Nicola Wensley, manager for buying and merchandising at recruitment company Michael Page, sees clients showing how much they value staff by offering realistic targets and individual performance or category-related bonuses, rather than generic company bonuses. “This is incentivising and rewarding personal success,” she says.

In the downturn, employers are realising that recognition programmes are perceived as a more suitable proposition than cash bonuses, says Kuljit Kaur, head of business development at performance improvement consultancy P&MM. “With redundancies and austerity measures in place in so many workplaces, it’s just not possible and doesn’t seem appropriate to be offering big bonuses,” says Kaur. “Corporate organisations are choosing to recognise outstanding performance and offer smaller treats because people still need to be thanked, even if the budgets for doing so have diminished. A personalised thank you from the boss and a nominal voucher award can have a big impact, particularly if publicised through the right channels.
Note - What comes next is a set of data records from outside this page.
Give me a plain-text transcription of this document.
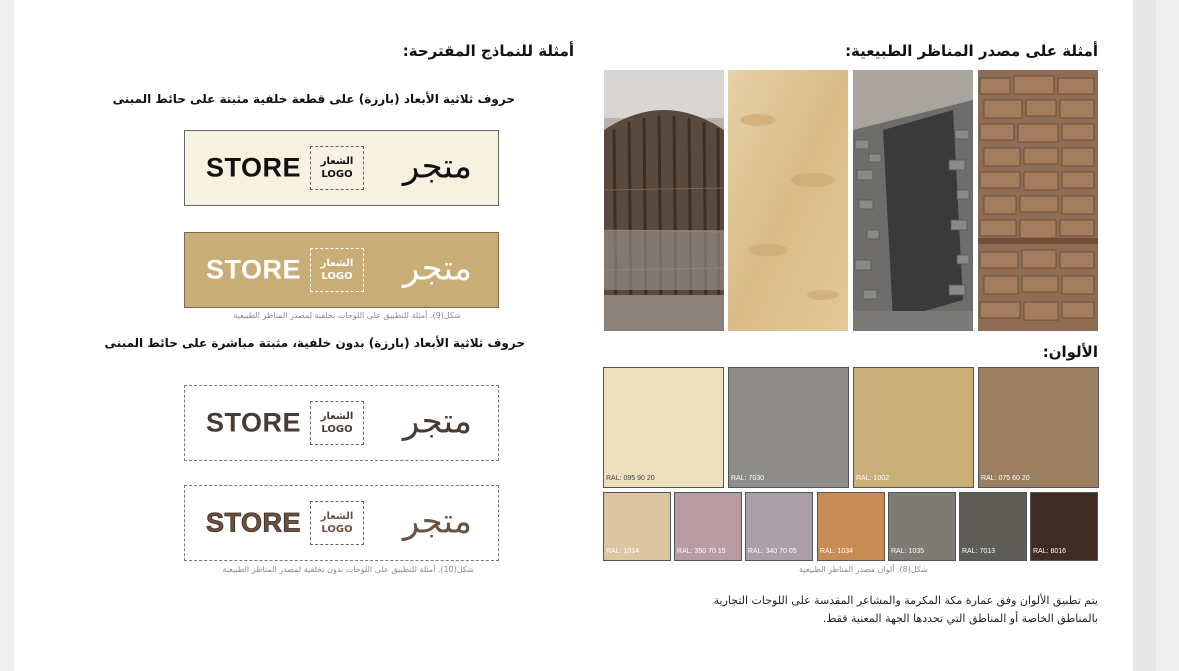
أمثلة على مصدر المناظر الطبيعية:
الألوان:
شكل(8). ألوان مصدر المناظر الطبيعية
يتم تطبيق الألوان وفق عمارة مكة المكرمة والمشاعر المقدسة على اللوحات التجارية
بالمناطق الخاصة أو المناطق التي تحددها الجهة المعنية فقط.
أمثلة للنماذج المقترحة:
حروف ثلاثية الأبعاد (بارزة) على قطعة خلفية مثبتة على حائط المبنى
STORE	الشعار
LOGO	متجر
STORE	الشعار
LOGO	متجر
شكل(9). أمثلة للتطبيق على اللوحات بخلفية لمصدر المناظر الطبيعية
حروف ثلاثية الأبعاد (بارزة) بدون خلفية، مثبتة مباشرة على حائط المبنى
STORE	الشعار
LOGO	متجر
STORE	الشعار
LOGO	متجر
شكل(10). أمثلة للتطبيق على اللوحات بدون بخلفية لمصدر المناظر الطبيعية
RAL: 095 90 20	RAL: 7030	RAL: 1002	RAL: 075 60 20
RAL: 1014	RAL: 350 70 15	RAL: 340 70 05	RAL: 1034	RAL: 1035	RAL: 7013	RAL: 8016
“You can’t underestimate how much people enjoy the kudos of being in the spotlight, and being recognised by their manager and in front of their peers,” Kaur adds. ‘Instant reward’ products such as Voucher Cheques can also em- power line managers to reward positive behaviour as they see it taking place.


Flexible benefits


Asos has a treat scheme, whereby staff are rewarded to a lie-in or an ‘experience day’ as recognition for achieving something outstanding, or making an extra effort. Another brand-aligned and low-cost recognition scheme is Ted Baker’s Wisdom Awards. “This is recognition for the longer-serving members of the team, and a chance for them to celebrate and share their stories with the rest of the team,” says a Ted Baker spokesman.

Larger fashion retailers are moving towards offering flexible benefits as a means of keeping employees happy, loyal and feeling valued, says Louise Crampton, HR manager at recruitment agency Fashion & Retail Personnel. “Many companies are taking tips from the financial sector and offering better reward packages with more choice regarding how employees can collect their benefits,” she says. “This can be particularly effective in attracting senior-level employees who can often buy or sell parts of holiday allowances, receive various leisure-based benefits, have a wider choice of company cars, or receive financial equivalents as part of their remuneration package.”

Wensley at Michael Page says: “If a retailer is perceived as having a long-term, secure future and a culture that tangibly values its people, staff turnover is likely to be low and productivity and customer service levels high.”

The challenge for fashion retailers is how to achieve such a culture cost-effectively, and in tandem with long-term commercial success. To get the balance right, HR must work very closely with the rest of the business.

Valuing its people - H&M’s long-term incentive programme

Long-term incentive programmes can show how much you value staff. Earlier this year, fashion giant H&M launched a unique incentive programme to
motivate employees and improve retention levels.

Main company shareholder The Stefan Persson Family initiated the scheme by donating £89m worth of H&M shares to a newly established Swedish foundation, Stiftelsen H&M Incentive Programme. Over time, H&M employees all over the world will be rewarded from this fund, and H&M will make annual contributions into it.

Staff must have worked for the business for at least five years to qualify for payments, and they can participate regardless of age, position or salary level. The basic principle is that payments start when an employee turns 62, but after 2021 those who have worked for the company for 10 years will be able to receive some payments from the foundation.

“The idea is to create a long-term incentive programme which is the same for all employees,” said Stefan Persson, chairman of the board at H&M, at the launch. “It’s also a way of generating further involvement. Our hope is that H&M will continue to develop well and that the employees will be able to benefit from H&M’s value growth in the same manner as a shareholder.”